The optimum relative centrifugal force and centrifugation time for improved sensitivity of smear and culture for detection of Mycobacterium tuberculosis from sputum

Abstract
Direct microscopy is the only available method for diagnosis of tuberculosis in most centres in developing countries. Methods to improve the sensitivity of direct smear are an urgent requirement. Sputum specimens artificially seeded with known concentrations of Mycobacterium tuberculosis were liquefied and decontaminated with sodium hydroxide-sodium citrate-N-acetyl-l-cysteine solutions. They were subjected to different centrifugation forces and centrifugation times after which the centrifuged deposits were examined by smear and culture. Statistical analysis of results was carried out using EpiInfo version 6.0. The optimum relative centrifugal force (RCF) and centrifugation time combination was 4000 g for 15 min. The sensitivity of detection at an RCF of 4000 g for 15 min was 5000 organisms/mL and 500 organisms/mL for smear and culture, respectively.
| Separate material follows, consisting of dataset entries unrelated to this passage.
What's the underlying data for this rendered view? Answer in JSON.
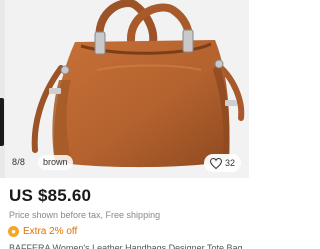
{
  "gallery": {
    "counter": "8/8",
    "variant": "brown",
    "likes": "32"
  },
  "product": {
    "price": "US $85.60",
    "price_note": "Price shown before tax, Free shipping",
    "promo": "Extra 2% off",
    "promo_icon": "coupon-icon",
    "title_peek": "BAFFERA Women's Leather Handbags Designer Tote Bag"
  },
  "colors": {
    "leather": "#b4622e",
    "promo": "#e07000",
    "promo_icon": "#f5a623"
  }
}
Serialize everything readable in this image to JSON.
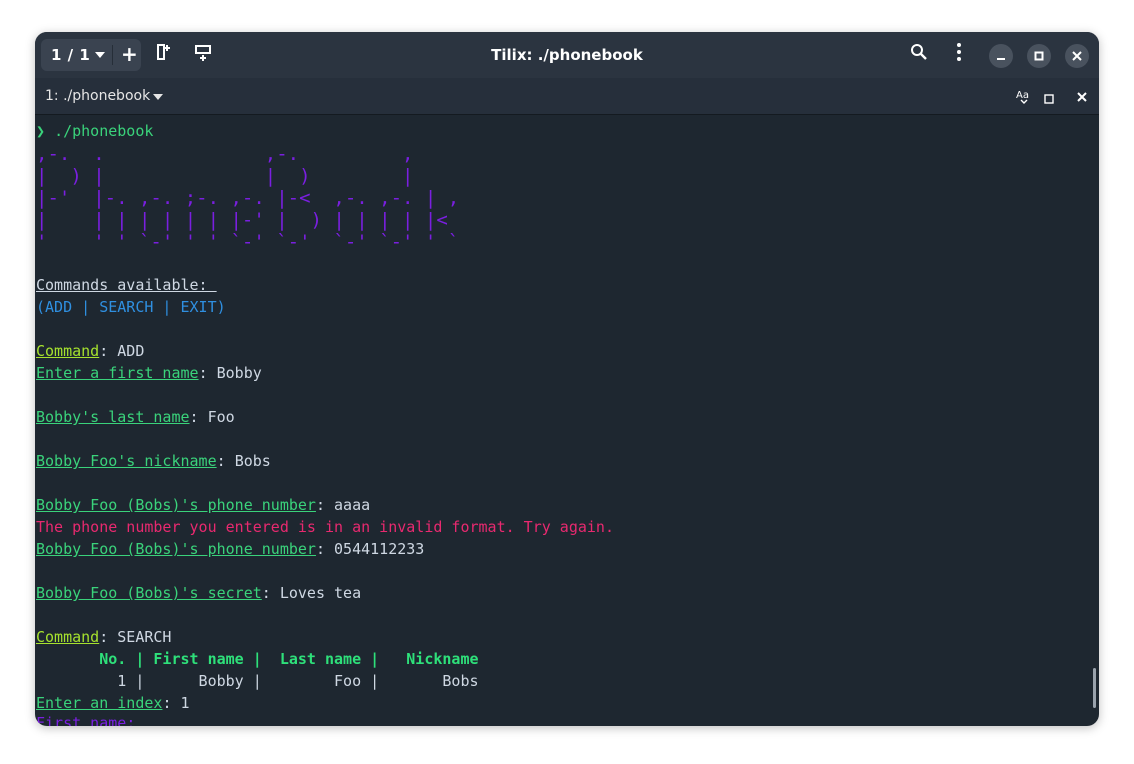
{
  "window": {
    "title": "Tilix: ./phonebook"
  },
  "header": {
    "session_label": "1 / 1"
  },
  "tab": {
    "label": "1: ./phonebook"
  },
  "terminal": {
    "prompt_symbol": "❯",
    "prompt_cmd": "./phonebook",
    "banner": [
      ",-.  .              ,-.         ,",
      "|  ) |              |  )        |",
      "|-'  |-. ,-. ;-. ,-. |-<  ,-. ,-. | ,",
      "|    | | | | | | |-' |  ) | | | | |<",
      "'    ' ' `-' ' ' `-' `-'  `-' `-' ' `"
    ],
    "commands_header": "Commands available: ",
    "commands_list": "(ADD | SEARCH | EXIT)",
    "entries": [
      {
        "label": "Command",
        "value": "ADD",
        "label_color": "y"
      },
      {
        "label": "Enter a first name",
        "value": "Bobby",
        "label_color": "g"
      },
      {
        "label": "Bobby's last name",
        "value": "Foo",
        "label_color": "g"
      },
      {
        "label": "Bobby Foo's nickname",
        "value": "Bobs",
        "label_color": "g"
      },
      {
        "label": "Bobby Foo (Bobs)'s phone number",
        "value": "aaaa",
        "label_color": "g"
      },
      {
        "label": "Bobby Foo (Bobs)'s phone number",
        "value": "0544112233",
        "label_color": "g"
      },
      {
        "label": "Bobby Foo (Bobs)'s secret",
        "value": "Loves tea",
        "label_color": "g"
      },
      {
        "label": "Command",
        "value": "SEARCH",
        "label_color": "y"
      },
      {
        "label": "Enter an index",
        "value": "1",
        "label_color": "g"
      },
      {
        "label": "First name",
        "value": "",
        "label_color": "p"
      }
    ],
    "error": "The phone number you entered is in an invalid format. Try again.",
    "table_header": "       No. | First name |  Last name |   Nickname",
    "table_row": "         1 |      Bobby |        Foo |       Bobs",
    "sep": ": "
  }
}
When results of 163 clinical samples were analysed after centrifugation at 4000 g for 15 min sensitivity of the direct smear improved from 63% to 92% (P < 0·05) and negative predictive value from 30·5% to 45% (P < 0·05) when culture was considered the ‘gold standard’. With the concentrated smear there was a reduction in specificity from 82% to 60% (P > 0·05). As most laboratories are equipped with a simple centrifuge, smear sensitivity can be improved with this simple modification. The other advantage is that the same centrifuged deposit can be cultured, in contrast to when sodium hypochlorite is used for liquefaction.